To solve this problem we will use dynamic programming. The solution will include a 4D dp solution matrix of size \(N^3\times K\). A point in solution matrix res[X][Y][Z][K] will represent the cost of getting \(\mathbf{K}\ m^3\) of titanium from \(\mathbf{X\times Y\times Z}\) titanium block. To find a point's minimum total cut cost we have to cut the block into 2 pieces and solve the same problem twice again for the smaller problems of res[X1][Y][Z][K1] res[X-X1][Y][Z][K-K1] for every X1 and K1(This symbolizes the cutting operation)(we have to do this for all 3 dimensions).

Türkçe

Bu soruyu çözmek için dinamik programlama kullanacağız. Çözüm, \(N^3\times K\) boyutunda bir 4D dp çözüm matrisi içerecektir. Çözüm matrisindeki bir nokta res[X][Y][Z][K], \(\mathbf{X\times Y\times Z}\) titanyum bloğundan \(\mathbf{K}\ m^3\) titanyum almanın masrafını temsil edecek.

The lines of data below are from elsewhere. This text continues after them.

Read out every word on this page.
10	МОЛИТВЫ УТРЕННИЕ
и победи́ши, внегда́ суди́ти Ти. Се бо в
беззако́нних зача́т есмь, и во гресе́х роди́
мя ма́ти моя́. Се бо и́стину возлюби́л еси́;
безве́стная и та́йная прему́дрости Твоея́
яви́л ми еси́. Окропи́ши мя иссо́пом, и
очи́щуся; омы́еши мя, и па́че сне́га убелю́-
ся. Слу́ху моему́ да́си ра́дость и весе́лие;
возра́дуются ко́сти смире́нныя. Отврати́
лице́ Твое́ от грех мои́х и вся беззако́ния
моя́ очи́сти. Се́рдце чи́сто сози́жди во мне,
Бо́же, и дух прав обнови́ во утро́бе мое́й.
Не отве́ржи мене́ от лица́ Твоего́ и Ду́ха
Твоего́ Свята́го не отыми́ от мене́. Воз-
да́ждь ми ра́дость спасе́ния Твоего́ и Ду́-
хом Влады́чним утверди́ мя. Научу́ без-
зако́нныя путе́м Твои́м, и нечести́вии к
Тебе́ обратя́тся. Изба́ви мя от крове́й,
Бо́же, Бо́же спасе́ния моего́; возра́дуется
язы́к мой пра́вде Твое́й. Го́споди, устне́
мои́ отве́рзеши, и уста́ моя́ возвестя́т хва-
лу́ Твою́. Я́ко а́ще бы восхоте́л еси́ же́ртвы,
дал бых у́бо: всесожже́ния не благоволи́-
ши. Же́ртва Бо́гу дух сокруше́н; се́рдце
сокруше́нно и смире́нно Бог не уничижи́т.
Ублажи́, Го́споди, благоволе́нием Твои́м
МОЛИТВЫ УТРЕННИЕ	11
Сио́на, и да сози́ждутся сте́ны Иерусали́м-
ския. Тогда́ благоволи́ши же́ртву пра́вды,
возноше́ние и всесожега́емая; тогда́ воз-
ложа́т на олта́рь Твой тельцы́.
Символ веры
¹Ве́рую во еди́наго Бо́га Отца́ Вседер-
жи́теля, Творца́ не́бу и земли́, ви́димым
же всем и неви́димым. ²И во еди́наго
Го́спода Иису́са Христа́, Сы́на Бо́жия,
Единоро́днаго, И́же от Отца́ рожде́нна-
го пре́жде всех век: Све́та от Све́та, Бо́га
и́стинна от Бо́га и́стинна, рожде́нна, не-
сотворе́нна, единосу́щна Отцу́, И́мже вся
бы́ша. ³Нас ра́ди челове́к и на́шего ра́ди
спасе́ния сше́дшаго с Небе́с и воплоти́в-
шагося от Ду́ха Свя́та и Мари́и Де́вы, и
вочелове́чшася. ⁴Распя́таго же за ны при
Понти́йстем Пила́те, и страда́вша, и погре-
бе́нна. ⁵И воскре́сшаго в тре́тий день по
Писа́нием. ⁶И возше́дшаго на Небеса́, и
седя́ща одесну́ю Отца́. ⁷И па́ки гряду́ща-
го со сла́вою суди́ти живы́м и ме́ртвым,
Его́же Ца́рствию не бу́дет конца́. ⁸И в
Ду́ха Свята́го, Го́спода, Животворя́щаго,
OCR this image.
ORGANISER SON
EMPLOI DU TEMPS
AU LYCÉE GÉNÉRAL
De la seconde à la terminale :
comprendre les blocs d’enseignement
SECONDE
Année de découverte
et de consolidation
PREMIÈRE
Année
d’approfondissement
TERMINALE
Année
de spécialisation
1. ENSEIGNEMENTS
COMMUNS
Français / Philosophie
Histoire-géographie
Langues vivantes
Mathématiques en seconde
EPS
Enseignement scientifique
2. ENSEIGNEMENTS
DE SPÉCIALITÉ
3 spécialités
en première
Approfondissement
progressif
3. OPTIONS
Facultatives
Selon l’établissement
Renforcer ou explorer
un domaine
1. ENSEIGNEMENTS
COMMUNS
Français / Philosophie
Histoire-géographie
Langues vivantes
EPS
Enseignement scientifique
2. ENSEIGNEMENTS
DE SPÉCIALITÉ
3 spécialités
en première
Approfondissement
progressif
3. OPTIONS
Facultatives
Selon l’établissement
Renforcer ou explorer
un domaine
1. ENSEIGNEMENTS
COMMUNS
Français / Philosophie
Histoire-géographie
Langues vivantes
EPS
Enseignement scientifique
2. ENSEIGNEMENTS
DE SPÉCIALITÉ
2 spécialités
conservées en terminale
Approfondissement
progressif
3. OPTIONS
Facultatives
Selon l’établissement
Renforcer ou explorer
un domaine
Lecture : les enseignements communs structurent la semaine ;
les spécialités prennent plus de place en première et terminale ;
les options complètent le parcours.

Bir noktanın minimum toplam kesme maliyetini bulmak için bloğu 2 parçaya bölmeli ve aynı problemi daha küçük problemler olan, her bir X1 ve K1'e göre res[X1][Y][Z][K1] res[X-X1][Y][Z][K-K1] için iki kez daha çözmeliyiz (bu işlem X boyutundan kesmeyi sembolize ediyor)(bunu 3 boyut için de yapmalıyız).

Code-cpp

#include <bits/stdc++.h>
using namespace std;

#define min(a,b) (a<b?a:b)

long res[11][11][11][51];


long solve(int x,int y,int z,int k){
    if(res[x][y][z][k])return res[x][y][z][k];
    if(x*y*z==k||k==0)return 0;

    long curRes=LONG_MAX;
    for(int i=1;2*i<=x;i++){
        for(int j=0;j<=k;j++){
            if(i*y*z>=k-j && (x-i)*y*z>=j)
                curRes=min(curRes,y*y*z*z+solve(i,y,z,k-j)+solve(x-i,y,z,j));
        }
    }

    for(int i=1;2*i<=y;i++){
        for(int j=0;j<=k;j++){
            if(x*(y-i)*z>=k-j && x*i*z>=j)
                curRes=min(curRes,x*x*z*z+solve(x,y-i,z,k-j)+solve(x,i,z,j));
        }
    }

    for(int i=1;2*i<=z;i++){
        for(int j=0;j<=k;j++){
            if(x*y*(z-i)>=k-j && x*y*i>=j)
                curRes=min(curRes,x*x*y*y+solve(x,y,z-i,k-j)+solve(x,y,i,j));
        }
    }

    res[x][y][z][k]=curRes;
    return curRes;
}


int main(){
    int x,y,z,k,t;
    cin>>t;
    while(t--){
        cin>>x>>y>>z>>k;
        cout<<solve(x,y,z,k)<<endl;
    }

}

Code-python

arr = [[[[0 for _ in range(51)] for _ in range(11)] for _ in range(11)] for _ in range(11)]


def solve():

    for x in range (1,11):
        for y in range (1,11):
            for z in range (1,11):
                if x*y*z==1:
                    continue
                for k in range (1,51):
                    if x*y*z==k:
                        continue
                    curRes=999999999
                    for i in range(1,int(x/2)+1):
                        for j in range(k+1):
                            if i*y*z>=k-j and (x-i)*y*z>=j:
                                curRes=min(curRes,y*y*z*z+arr[i][y][z][k-j]+arr[x-i][y][z][j])
                    for i in range(1,int(y/2)+1):
                        for j in range(k+1):
                            if x*(y-i)*z>=k-j and x*i*z>=j:
                                curRes=min(curRes,x*x*z*z+arr[x][y-i][z][k-j]+arr[x][i][z][j])
                    for i in range(1,int(z/2)+1):
                        for j in range(k+1):
                            if x*y*(z-i)>=k-j and x*y*i>=j:
                                curRes=min(curRes,x*x*y*y+arr[x][y][z-i][k-j]+arr[x][y][i][j])
                    arr[x][y][z][k]=curRes


t=int(input())
solve()
for aaa in range(t):
    a,b,c,d=[int(i) for i in input().split()]
    print(arr[a][b][c][d])